2. Stage T4 N0 M0: consider induction chemotherapy or chemo-radiotherapy followed by surgical resection.
3. Stage IIIB with pleural effusion: assess the need for thoracentesis and pleurodesis. Offer systemic therapy as per directions in 'Stage IV.'
4. Follow-up and surveillance as per directions in 'Follow-up of non small cell lung cancer.'

1. No brain metastases/no prior treatment.
   
   1.1. Good performance status 0-1 and some borderline 2: Offer platinum doublet (cisplatin or carboplatin with docetaxel, paclitaxel or gemcitabine) (EL-1).
   
   1.1.1. In nonsquamous cell lung cancer and no contraindication to bevacizumab, consider carboplatin/paclitaxel/bevacizumab/avastin (EL-1).
   
   1.2. Poor performance status 2 and 3: Consider erlotinib. If unavailable, consider single-agent therapy (EL-2).
   
   1.3. Performance status of 4: Palliative care.



2. Previously treated patients: Consider erlotinib, premetrexed or docetaxel (EL-1) if not used as first line.
3. For third-line therapy, consider erlotinib (EL-1).



4. With brain metastases:
   
   4.1. refer to radiation oncology for local treatment of the central nervous system (CNS) disease.
   
   4.2. after CNS disease control, start systemic therapy as in instruction 2 above.
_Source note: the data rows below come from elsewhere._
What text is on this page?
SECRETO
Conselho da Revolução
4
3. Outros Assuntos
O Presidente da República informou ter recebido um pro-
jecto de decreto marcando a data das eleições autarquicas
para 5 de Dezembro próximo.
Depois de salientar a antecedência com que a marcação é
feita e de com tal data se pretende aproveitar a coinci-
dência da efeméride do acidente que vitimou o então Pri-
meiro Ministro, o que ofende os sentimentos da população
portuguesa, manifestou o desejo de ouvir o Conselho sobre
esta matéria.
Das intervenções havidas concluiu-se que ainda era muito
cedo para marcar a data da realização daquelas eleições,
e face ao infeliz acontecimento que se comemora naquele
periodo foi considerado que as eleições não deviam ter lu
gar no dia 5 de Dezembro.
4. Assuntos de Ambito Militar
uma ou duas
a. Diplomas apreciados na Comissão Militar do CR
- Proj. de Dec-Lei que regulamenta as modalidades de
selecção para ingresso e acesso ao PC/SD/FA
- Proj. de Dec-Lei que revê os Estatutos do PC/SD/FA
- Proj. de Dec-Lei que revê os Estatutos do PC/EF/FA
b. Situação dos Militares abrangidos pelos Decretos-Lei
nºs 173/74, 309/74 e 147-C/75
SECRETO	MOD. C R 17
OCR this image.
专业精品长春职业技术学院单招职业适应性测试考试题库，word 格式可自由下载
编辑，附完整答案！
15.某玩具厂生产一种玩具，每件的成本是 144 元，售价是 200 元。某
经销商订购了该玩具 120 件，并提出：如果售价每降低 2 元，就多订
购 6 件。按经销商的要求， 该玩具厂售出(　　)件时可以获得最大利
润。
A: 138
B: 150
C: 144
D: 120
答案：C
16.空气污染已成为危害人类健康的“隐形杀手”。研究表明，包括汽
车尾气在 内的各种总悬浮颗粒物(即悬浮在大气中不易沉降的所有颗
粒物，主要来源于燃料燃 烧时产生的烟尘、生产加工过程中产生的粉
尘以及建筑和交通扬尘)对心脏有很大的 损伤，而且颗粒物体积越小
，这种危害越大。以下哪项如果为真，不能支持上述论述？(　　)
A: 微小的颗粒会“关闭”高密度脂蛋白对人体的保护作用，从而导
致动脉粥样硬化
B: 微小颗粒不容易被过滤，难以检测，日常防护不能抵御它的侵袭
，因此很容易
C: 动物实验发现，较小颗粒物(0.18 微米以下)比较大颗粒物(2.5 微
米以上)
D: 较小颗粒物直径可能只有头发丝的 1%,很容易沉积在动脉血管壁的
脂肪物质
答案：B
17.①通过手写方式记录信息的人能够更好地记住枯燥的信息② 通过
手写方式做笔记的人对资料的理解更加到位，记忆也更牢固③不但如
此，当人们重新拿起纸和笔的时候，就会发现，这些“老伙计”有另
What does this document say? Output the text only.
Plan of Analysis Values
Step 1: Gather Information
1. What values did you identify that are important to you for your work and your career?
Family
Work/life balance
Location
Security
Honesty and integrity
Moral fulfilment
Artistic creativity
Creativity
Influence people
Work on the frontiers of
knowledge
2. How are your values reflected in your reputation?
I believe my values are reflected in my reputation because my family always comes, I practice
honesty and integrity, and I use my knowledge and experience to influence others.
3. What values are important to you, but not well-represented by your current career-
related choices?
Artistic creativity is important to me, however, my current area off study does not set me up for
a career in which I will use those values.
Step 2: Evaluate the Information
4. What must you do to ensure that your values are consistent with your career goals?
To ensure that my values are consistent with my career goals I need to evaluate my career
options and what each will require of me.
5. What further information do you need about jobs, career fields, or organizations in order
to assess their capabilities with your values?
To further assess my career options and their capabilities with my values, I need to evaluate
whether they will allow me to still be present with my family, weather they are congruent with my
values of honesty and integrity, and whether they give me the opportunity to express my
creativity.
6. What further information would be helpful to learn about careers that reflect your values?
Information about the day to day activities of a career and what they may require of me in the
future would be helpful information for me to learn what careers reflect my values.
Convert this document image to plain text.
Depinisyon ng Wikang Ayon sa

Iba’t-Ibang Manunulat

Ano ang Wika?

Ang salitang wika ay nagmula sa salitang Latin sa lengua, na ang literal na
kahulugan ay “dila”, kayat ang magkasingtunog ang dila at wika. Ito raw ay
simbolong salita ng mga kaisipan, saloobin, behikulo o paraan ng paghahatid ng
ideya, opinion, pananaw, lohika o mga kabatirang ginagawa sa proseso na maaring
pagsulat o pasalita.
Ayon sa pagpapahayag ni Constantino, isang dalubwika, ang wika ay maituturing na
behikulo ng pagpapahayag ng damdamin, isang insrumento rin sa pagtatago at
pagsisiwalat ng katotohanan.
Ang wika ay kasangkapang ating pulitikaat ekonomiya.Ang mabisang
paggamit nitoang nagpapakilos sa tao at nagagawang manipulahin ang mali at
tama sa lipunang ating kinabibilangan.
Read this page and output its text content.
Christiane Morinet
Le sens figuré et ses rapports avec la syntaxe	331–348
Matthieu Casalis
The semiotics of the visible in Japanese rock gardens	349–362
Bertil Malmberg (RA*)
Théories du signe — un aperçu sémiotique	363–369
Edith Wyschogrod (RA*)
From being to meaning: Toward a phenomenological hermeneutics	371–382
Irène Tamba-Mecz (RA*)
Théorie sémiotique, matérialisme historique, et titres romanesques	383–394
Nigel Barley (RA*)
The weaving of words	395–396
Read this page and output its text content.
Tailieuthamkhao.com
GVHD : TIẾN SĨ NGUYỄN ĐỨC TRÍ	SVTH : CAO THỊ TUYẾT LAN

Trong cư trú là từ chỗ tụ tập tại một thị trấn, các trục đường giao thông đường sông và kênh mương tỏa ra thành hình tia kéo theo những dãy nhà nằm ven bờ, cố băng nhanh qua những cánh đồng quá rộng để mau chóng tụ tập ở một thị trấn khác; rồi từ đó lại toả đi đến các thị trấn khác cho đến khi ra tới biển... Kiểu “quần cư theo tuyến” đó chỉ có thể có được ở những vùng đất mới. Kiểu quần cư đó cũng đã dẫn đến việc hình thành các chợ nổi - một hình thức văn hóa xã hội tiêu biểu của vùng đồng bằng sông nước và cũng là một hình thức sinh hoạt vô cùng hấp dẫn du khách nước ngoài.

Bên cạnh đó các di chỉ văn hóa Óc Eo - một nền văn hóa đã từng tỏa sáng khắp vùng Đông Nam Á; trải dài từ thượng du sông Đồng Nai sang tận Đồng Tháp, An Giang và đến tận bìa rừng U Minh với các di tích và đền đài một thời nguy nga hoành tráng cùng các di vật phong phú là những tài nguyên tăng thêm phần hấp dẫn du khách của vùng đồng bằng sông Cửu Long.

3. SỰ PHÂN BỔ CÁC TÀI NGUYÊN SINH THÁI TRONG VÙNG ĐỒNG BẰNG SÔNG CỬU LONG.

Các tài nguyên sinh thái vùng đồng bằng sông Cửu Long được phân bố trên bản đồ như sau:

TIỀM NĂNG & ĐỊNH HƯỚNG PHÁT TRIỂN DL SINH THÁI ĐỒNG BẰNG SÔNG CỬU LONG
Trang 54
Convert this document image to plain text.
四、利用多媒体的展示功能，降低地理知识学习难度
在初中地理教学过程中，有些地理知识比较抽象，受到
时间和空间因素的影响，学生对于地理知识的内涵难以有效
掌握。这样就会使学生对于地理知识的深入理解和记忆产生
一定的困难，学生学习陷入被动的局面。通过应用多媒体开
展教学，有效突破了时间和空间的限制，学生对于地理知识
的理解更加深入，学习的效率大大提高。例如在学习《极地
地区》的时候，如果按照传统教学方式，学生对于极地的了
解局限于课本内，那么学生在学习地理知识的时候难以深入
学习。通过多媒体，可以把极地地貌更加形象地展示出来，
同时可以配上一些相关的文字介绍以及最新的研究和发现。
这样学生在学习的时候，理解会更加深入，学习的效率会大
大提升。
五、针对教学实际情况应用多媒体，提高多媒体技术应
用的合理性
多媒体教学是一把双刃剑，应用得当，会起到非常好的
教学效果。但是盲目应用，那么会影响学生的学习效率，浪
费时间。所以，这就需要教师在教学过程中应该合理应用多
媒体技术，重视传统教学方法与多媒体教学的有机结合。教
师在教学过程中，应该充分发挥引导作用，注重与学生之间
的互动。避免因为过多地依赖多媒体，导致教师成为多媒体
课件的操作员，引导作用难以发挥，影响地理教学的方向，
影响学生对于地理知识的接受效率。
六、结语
5. Follow-up and surveillance as per directions in 'Follow-up of non small cell lung cancer.'

1. For resected tumor stage I-III: Every 6 months for 2 years and then annually for 5 years.
2. Stage III treated with combined therapy: Evaluate every 3-4 months for 2 years and then annually for 5 years.
3. Stage IV: Evaluation every 2-3 months.

Small Cell Lung Cancer

1. Offer cisplatin/etoposide with radiation therapy and then consolidate with two cycles of cisplatin/etoposide (EL-1). May substitute cisplatin with carboplatin in patients with neuropathy, renal dysfunction or hearing problems.
2. After definitive therapy with CR or near CR, offer prophylactic cranial irradiation (EL-1).
3. For a very limited stage (T1-2 N0 confirmed by mediastinoscopy), offer surgical resection followed by chemotherapy, radiotherapy and prophylactic brain radiotherapy (EL-2).
4. Follow-up and surveillance as per directions in 'Follow-up and surveillance.'

1. Offer cisplatin/etoposide x6 cycles (EL-1).
2. For previously treated patients who relapsed in less than 6 months from initial treatment, offer topotecan (EL-1) or cyclophosphamide adriamycin and vincristin (CAV), or camptozar.
3. For relapse after 6 months from initial treatment, may use original regimen.
4. Follow-up and surveillance as per directions in 'Follow-up and surveillance.'

1. Evaluation includes history and physical examination and laboratory data and CT scan of the chest.
2. Limited stage: Evaluation every 3 months for the first 2 years and then annually for 5 years.
3. Extensive stage: Evaluation every 2 months for the first 2 years.